In one regard, Poulter has enjoyed a career renaissance since losing, then regaining through clerical error, his PGA Tour card last May, highlighted by a win at this year’s Houston Open. It’s also been a sustained run, as he has finished 11th or better in five of his last seven events.
But despite his revival—you better believe he’s going to be a pain in the Americans’ ass this fall at the Ryder Cup—Poulter was considered a non-entity heading into Shinnecock Hills, entering with 100-to-1 odds. And with good reason:
The U.S. Open has not been his friend
This country’s national championship is the only major where the Englishman has failed to post a top-10, his best finish a T-12 in 12 previous events.
“I have to say, through most of the U.S. Opens, I haven’t enjoyed very many, to be honest,” Poulter said on Thursday. “They’re difficult. They’re hot. They’re stressful. Feels like you’re pulling teeth every single hole you play. How I’ve got any left, I don’t really know. They always set out very difficult. It’s supposed to be tough.”
Round 1 has historically been a bane
Thursday was just the second opening round in 13 tries that Poulter opened with an under-par score at the U.S. Open. The other was a 70 at the 2010 championship at Pebble Beach.
He also has a tenuous relationship with the USGA
Poulter’s been critical of the organization’s set-up of the event, remarking that 2015 venue was Chambers Bay “a complete farce” and the “worst most disgraceful surfaces” he had seen. He went so far as to call for the USGA to apologize.
As for Thursday’s configuration?
“I thought the setup was brilliant,” Poulter joked. “It’s not often I’ve ever said that at a U.S. Open.”
He was previously not a fan of Shinnecock
In 2004, which marked his first outing at the U.S. Open, Poulter missed the cut thanks to a 74-72 submission.
“When I look back to 2004, that wasn’t a very enjoyable experience,” Poulter admitted. “Today was the exact opposite.”
So how did Poulter cobble together the best round in the morning wave?
“Scrambling when you are out of position on this golf course is also key, and I did that well,” Poulter said. “I limited the mistakes.” His only bogeys on the day came at the 10th and 13th, statistically two of the toughest holes on Thursday morning.
He also able to navigate the wind with aplomb, hitting 12 greens, about four more than the field average.
“You know, the difference today, I think, being you can still be relatively aggressive with how soft the greens were,” Poulter said, “but you just had to be super careful.”

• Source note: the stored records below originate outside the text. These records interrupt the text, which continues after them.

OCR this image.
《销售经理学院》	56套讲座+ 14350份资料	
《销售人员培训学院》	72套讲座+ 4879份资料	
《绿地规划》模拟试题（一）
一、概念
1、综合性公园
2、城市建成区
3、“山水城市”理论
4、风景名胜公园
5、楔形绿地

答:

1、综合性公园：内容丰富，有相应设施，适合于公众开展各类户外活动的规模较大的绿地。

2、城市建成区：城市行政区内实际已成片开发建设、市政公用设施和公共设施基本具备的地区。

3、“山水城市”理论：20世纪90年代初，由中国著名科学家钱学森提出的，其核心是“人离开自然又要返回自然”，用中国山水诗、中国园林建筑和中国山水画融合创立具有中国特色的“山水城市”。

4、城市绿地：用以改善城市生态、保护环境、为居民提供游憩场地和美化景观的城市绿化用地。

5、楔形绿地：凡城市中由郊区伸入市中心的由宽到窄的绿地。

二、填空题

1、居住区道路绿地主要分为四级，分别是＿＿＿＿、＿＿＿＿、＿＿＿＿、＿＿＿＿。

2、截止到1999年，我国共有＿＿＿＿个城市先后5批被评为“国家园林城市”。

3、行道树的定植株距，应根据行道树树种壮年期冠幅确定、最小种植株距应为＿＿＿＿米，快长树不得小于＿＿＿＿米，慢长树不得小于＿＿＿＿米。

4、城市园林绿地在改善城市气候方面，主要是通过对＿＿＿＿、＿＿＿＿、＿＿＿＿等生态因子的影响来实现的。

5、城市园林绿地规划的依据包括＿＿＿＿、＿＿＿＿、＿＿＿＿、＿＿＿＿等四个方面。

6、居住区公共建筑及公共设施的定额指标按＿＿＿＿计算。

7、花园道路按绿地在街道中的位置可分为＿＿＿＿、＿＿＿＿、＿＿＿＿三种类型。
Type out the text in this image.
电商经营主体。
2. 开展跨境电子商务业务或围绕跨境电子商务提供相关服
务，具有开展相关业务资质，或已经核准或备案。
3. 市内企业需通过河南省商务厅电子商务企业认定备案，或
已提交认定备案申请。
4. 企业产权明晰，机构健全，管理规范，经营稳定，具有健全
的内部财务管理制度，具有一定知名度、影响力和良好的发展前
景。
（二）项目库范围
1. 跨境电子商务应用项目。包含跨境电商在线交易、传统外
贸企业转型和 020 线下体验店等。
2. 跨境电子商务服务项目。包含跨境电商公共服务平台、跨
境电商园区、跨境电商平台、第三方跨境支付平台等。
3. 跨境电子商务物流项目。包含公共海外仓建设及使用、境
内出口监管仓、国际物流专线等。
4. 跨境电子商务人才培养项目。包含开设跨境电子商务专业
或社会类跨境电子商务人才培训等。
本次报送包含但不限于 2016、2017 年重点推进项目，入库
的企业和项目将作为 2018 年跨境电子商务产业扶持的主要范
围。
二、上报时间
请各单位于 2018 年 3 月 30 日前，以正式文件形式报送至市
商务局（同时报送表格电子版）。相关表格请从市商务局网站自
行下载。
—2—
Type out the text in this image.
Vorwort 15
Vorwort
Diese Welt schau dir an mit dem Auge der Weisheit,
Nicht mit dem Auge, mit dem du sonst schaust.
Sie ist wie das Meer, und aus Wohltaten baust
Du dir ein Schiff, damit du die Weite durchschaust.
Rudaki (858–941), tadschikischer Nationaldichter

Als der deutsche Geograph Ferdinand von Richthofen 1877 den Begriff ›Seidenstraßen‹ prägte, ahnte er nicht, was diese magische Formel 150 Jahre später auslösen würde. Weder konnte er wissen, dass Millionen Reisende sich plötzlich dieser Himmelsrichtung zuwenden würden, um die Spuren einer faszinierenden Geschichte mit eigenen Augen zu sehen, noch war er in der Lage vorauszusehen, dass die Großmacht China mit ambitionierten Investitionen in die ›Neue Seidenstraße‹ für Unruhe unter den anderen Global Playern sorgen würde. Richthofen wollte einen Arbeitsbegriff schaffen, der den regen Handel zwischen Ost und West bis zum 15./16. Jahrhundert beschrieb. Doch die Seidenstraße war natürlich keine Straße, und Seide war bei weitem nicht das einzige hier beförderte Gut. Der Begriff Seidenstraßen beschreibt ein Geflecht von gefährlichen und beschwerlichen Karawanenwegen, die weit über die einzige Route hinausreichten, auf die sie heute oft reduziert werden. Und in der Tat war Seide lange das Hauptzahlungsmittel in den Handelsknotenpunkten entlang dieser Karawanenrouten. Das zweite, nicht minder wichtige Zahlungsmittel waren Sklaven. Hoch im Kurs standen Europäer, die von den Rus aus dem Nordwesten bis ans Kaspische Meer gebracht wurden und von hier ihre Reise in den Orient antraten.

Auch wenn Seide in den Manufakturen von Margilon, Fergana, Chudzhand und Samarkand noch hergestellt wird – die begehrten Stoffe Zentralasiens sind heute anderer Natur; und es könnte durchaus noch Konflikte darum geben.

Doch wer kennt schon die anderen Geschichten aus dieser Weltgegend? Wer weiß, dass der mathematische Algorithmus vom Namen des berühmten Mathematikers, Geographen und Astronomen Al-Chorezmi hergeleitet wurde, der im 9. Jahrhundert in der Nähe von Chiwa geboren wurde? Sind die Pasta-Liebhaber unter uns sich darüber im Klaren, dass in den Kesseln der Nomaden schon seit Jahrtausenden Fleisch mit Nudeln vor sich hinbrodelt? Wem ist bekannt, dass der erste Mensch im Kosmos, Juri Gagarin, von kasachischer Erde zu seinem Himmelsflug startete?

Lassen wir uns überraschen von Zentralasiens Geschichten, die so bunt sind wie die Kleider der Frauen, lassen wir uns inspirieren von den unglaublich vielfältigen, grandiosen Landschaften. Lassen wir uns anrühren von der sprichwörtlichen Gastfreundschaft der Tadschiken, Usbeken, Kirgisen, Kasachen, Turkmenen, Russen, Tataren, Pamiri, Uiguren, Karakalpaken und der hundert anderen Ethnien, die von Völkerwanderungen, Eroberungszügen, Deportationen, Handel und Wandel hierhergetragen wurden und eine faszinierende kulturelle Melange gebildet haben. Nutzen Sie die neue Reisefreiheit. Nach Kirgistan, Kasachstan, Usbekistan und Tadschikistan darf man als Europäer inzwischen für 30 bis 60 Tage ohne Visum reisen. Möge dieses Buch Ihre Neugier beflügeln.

But perhaps the biggest spur for Poulter was his spirit. Though he’s never been accused of self-doubt, Poulter toured Shinnecock with conviction.
“I feel confident. I feel happy. I feel happy off the golf course,” he said. “And it makes that a lot easier on the golf course.”
U.S. Opens aren’t won on Thursdays, and things can go south quickly at Shinnecock. Poulter grabbing his first major at 42 seems unlikely. But it’s a possibility that took a step closer to probability after Round 1.